Jamie Moore caught up with musician and busker Adam Thomas ahead of his performance at the Woodbridge Arts and Music Festival taking place at The Tea Hut during the summer to hear all about his music career and life during lockdown…
J: How did you get into music?
A: Since about the age of 13, I’ve been in and out of bands and stuff and then the older we got, the more people started drifting apart and going to uni and getting jobs. I fell into that as well, I did an apprenticeship when I was younger and started doing gigs on the side. In 2018, I decided I’m going to give music a go full-time and just try and make it. I wanted to be doing something that I wanted to do in life.
In 2018, I just tried my hardest, emailing everybody all around the UK and I think that year I did 260 gigs all around the UK. I just didn’t want to be in one place, I wanted to try and get around as much as I could. A lot of local musicians are just trying to stay kind of where they are and I think, if you want to get your name out there, then you definitely need to go a bit more further afield and test the waters. That’s what I did and it just kind of snowballed from there. Eventually, I invested in a home-recording studio in 2020 and released a four-track EP and that gained a lot of popularity overseas with people from Australia, America, and Europe. They jumped on board and liked what I did. I then recorded a full ten-track album which was released this year in March.
I’m trying to push more of my original stuff in gigs now because I typically do some covers when I perform but yeah that’s where I’m at now really.
J: How would you describe your music?
A: It is quite chilled, it’s very acoustic. The recorded bits are built up to give it a little bit more meat behind it. With the live shows I do, I’ve got a custom-made piece of equipment. You can plug a jack lead into it, it’s like a boom-box kind of thing where you can do percussion on it too. That’s really helped with the live shows and that, to me, is super cool.
Woodbridge Arts and Music Festival- what can people expect from your set?
I’ll probably keep it more of a chilled sort of vibe. I’ll be doing everything from like 60’s to current day music so that we have a bit for everyone. I’ll definitely be chucking in my originals as well which I think will suit quite well for a festival like the Woodbridge Arts and Music Festival, it’s a celebration of music and art so I kind of want to show off my own music too as well as celebrating songs that I love.
J: Is it your first live gig back since the pandemic?
A: No, no, no I’ve been doing quite a few things! I did quite a few gigs when we were in tier two in pub gardens. This weekend I’ve been to Sudbury and got a quite few gigs booked up, safe to say I need it! It’s lovely to be back. When I first started playing music, I was always chasing people but now it’s quite nice to see that people want me in their venues and so I can’t grumble at all really. It’s been a bad year of course but there’s been a lot of online streaming and stuff which has really helped me out. I’ve just been trying to keep current and prevalent.
J: What was it like performing on a live stream compared to being on a stage?
A: The first few live streams it was harder than a gig because I didn’t know who was going to be watching and it was kind of awkward trying to speak to a camera and engage with people you can’t hear or see. I’ve gotten into it though, it’s kind of the same with a gig if I’m honest, the first few songs you’re a bit anxious but you remember that you’re doing something that you love to do and hopefully, people are enjoying it. That’s the goal, if people are enjoying it and having a good time then so am I, you know?

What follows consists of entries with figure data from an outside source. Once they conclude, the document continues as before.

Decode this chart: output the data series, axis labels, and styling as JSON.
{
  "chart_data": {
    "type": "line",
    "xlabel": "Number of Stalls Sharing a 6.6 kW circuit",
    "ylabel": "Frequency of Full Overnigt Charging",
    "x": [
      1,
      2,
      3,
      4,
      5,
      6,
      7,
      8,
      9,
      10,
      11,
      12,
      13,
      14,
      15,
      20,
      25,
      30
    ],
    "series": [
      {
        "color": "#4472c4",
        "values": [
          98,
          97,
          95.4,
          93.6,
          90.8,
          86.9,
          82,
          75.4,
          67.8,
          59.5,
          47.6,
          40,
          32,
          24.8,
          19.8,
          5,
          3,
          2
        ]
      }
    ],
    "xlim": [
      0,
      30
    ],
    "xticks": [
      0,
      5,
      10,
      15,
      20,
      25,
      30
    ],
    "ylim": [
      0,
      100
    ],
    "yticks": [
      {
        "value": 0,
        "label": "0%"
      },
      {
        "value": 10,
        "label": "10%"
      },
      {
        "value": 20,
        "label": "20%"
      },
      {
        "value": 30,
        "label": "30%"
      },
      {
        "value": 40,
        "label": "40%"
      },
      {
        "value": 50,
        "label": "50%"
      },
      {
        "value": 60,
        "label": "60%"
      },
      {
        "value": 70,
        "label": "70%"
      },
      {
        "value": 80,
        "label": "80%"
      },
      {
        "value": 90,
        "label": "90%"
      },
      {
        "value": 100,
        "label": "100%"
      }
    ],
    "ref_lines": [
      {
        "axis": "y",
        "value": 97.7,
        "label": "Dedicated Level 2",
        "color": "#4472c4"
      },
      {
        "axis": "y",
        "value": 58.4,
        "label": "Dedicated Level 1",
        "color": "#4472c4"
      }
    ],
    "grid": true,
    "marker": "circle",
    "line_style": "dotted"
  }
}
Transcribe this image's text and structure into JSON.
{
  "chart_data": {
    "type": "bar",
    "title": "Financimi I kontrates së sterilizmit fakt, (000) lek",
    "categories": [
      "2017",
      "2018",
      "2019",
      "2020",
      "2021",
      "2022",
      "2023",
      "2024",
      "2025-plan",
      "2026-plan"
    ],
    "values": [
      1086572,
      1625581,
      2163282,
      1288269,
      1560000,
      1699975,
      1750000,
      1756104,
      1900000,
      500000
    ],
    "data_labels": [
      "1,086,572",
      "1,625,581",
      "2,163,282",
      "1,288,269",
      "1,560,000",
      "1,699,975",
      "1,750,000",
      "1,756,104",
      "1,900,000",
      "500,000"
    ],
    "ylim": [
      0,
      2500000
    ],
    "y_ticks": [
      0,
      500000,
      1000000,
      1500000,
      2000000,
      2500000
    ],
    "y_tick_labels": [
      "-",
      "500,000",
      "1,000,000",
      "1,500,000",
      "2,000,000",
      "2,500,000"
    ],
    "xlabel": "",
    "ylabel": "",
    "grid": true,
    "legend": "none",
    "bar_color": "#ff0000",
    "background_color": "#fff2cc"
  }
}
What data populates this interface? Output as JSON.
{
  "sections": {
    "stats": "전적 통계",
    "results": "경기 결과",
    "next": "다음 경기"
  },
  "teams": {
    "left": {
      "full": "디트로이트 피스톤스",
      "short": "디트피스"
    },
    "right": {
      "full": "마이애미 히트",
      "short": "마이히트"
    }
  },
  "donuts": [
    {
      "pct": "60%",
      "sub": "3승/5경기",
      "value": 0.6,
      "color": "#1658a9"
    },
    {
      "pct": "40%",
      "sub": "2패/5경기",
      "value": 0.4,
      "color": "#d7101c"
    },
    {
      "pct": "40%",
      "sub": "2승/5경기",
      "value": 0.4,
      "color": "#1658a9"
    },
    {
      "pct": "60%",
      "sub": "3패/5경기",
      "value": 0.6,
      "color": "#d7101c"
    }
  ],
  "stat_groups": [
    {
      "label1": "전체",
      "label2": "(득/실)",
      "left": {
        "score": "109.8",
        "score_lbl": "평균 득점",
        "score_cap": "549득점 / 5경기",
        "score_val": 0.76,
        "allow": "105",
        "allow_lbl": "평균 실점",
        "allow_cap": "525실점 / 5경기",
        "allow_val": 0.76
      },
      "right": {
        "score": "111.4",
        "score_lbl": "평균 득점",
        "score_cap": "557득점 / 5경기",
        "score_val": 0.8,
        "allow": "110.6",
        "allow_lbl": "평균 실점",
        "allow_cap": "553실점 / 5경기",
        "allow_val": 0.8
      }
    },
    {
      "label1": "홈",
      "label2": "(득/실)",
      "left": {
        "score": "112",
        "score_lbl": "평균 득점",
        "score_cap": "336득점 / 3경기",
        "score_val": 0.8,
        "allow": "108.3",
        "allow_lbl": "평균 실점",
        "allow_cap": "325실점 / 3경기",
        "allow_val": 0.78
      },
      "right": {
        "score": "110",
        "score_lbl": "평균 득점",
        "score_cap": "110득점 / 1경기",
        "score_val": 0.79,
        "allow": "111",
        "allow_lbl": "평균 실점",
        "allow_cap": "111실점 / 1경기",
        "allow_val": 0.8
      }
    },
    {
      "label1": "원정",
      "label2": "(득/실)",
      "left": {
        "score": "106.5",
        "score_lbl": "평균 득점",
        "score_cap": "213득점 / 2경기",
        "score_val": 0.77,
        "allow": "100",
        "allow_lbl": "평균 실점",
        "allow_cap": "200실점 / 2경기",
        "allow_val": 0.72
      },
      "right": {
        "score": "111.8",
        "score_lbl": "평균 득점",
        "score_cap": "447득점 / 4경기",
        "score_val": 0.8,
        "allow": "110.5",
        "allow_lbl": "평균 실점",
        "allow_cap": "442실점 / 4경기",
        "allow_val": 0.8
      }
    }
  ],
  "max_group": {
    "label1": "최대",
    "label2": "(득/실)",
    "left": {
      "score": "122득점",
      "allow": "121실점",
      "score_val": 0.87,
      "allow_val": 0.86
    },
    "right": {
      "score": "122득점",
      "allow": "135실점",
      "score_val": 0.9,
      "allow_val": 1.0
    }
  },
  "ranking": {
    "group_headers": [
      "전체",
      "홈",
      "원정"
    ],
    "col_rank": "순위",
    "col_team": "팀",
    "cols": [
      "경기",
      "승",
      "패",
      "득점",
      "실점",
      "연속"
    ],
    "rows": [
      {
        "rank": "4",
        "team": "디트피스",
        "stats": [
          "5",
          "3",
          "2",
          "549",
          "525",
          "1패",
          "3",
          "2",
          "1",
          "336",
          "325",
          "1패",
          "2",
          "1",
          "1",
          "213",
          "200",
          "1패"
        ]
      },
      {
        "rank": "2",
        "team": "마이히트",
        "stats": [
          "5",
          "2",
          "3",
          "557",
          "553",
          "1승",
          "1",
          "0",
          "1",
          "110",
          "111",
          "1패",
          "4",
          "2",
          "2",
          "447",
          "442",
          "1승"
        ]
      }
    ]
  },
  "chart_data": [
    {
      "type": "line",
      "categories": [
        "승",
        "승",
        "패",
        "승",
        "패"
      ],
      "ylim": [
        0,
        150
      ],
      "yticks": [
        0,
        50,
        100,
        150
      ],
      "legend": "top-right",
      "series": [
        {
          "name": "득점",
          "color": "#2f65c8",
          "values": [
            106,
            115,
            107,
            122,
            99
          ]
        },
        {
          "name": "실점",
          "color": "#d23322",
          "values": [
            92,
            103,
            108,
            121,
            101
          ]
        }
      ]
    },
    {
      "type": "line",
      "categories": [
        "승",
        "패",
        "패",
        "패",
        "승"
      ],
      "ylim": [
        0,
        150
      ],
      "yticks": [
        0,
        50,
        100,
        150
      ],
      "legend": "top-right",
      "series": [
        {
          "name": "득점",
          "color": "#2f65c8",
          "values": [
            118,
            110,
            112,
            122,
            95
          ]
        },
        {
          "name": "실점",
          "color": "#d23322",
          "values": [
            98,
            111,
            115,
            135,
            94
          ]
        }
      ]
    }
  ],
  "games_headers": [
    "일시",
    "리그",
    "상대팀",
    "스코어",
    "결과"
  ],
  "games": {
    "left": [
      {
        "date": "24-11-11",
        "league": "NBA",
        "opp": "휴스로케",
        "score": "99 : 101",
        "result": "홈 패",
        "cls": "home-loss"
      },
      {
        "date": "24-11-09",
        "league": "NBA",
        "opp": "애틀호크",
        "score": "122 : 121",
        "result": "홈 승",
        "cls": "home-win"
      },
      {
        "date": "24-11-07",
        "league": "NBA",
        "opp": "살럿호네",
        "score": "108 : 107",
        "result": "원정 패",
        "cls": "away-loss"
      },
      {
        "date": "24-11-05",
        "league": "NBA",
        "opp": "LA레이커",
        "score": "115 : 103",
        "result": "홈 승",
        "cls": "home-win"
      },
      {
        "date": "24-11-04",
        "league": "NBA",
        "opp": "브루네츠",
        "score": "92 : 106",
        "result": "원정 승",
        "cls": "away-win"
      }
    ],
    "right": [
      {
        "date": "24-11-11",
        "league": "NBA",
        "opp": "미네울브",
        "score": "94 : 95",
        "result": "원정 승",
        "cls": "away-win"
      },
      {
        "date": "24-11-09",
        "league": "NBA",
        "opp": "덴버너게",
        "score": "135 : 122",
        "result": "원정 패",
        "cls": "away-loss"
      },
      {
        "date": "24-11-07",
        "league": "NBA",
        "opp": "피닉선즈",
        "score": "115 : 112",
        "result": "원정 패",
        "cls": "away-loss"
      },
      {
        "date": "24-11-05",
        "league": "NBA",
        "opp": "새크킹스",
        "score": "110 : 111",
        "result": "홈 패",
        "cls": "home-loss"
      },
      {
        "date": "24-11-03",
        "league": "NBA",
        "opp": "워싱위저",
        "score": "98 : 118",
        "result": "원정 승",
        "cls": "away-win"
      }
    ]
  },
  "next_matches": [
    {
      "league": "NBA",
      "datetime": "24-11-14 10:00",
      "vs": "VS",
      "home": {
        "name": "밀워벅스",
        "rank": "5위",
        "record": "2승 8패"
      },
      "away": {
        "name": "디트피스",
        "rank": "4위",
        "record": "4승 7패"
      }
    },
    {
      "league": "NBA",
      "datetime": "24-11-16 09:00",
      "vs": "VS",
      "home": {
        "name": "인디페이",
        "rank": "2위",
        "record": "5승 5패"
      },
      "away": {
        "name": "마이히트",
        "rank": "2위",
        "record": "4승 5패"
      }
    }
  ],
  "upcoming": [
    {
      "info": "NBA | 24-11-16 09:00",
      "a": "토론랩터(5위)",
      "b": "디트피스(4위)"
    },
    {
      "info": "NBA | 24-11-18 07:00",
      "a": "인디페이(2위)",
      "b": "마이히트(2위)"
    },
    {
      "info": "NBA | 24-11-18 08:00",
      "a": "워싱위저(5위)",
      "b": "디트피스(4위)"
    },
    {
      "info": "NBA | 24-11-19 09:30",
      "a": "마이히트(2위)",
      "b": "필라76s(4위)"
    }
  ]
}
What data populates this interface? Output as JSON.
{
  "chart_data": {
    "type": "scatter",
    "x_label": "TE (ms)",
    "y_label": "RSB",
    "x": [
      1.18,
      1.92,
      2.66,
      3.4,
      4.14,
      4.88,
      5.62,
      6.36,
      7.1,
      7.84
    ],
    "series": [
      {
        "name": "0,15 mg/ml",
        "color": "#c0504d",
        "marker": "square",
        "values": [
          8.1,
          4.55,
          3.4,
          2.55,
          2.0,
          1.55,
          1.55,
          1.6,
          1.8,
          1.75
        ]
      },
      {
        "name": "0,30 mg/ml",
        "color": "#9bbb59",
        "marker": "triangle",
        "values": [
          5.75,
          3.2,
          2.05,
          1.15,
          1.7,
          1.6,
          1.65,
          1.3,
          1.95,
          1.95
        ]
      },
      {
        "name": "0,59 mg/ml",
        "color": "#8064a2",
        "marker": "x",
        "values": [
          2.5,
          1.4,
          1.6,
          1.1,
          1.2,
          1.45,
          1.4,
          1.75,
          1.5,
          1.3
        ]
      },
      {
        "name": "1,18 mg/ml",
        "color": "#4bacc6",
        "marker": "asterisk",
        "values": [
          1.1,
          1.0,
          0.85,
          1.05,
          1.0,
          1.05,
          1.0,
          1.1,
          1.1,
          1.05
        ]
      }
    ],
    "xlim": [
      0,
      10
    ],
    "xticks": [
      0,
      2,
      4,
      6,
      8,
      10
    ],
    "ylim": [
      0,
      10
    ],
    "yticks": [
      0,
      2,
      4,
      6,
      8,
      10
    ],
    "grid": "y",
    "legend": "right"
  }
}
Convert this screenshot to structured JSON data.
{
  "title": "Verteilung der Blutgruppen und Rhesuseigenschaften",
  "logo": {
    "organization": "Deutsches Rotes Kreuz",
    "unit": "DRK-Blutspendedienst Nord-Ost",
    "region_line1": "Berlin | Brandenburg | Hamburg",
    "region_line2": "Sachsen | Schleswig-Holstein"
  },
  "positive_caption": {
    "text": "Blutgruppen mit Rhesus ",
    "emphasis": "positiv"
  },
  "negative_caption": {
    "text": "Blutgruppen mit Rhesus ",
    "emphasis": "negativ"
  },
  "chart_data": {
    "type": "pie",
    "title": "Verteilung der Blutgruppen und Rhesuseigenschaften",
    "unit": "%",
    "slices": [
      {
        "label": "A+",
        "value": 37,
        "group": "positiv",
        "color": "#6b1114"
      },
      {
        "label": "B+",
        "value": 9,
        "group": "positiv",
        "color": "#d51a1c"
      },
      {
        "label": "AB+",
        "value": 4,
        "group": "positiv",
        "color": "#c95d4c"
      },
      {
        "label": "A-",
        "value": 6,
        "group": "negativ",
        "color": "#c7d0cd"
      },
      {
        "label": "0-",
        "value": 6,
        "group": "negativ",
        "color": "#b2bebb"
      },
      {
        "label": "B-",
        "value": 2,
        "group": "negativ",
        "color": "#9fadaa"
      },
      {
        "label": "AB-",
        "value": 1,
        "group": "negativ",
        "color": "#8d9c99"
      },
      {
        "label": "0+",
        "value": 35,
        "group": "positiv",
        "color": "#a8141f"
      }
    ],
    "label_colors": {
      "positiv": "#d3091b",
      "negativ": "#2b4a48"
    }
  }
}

J: How can we, in the local area, support local artists like yourself the best then?
A: Just coming out to see shows really and just showing their support by following the performer’s social media pages or websites because that’s where a lot of our info is. Mine tells everyone what I’m doing and where I’m going to be and so that really helps if it’s supported. Two clicks on social media and you’ll know everything that’s going on in my career.
But yeah, people coming out to shows is really important right now. I know everyone wants to go out and see their friends and all that but I think people forget how important it is to support the music industry right now and beyond. The music industry is a life-saver to a lot of people.
J: What does music and performing mean to YOU?
A: For me, I’ve always loved playing music. I grew up in a small village in the middle of nowhere. My brothers and I found an old dusty guitar in the loft and we didn’t know what it was. My mum and dad were really musical so it’s always been in the family but to play it for a living now while being able to provide for my family… I can’t ask for much more than that really.
I can’t grumble, I’ve done the jobs I didn’t want to do and now I’ve found something I love that doesn’t make me miserable. Music means the world to me, in my darkest times it’s saved me and that’s why I do it now full-time. 2017 was the toughest time of my life but I just thought to myself life is too short and it’s time to start cracking on with what I want to do. Let music live on, let’s keep going and hopefully people will start coming to more shows.
The W.A.M festival will be coming to Woodbridge on Sunday 6th June 2021, Sunday 4th July and Sunday 1st August 2021, opening from 10am until 5pm at The Tea Hut.
A donation from W.A.M’s first market will go to Ella’s Fight, a charity close to the hearts of Tea Hut owners Sharon and Brian. W.A.M would ask all visitors attending this event to remain vigilant of social distancing. Hand sanitiser will be available on all stalls and there will be plenty of parking available in nearby car parks.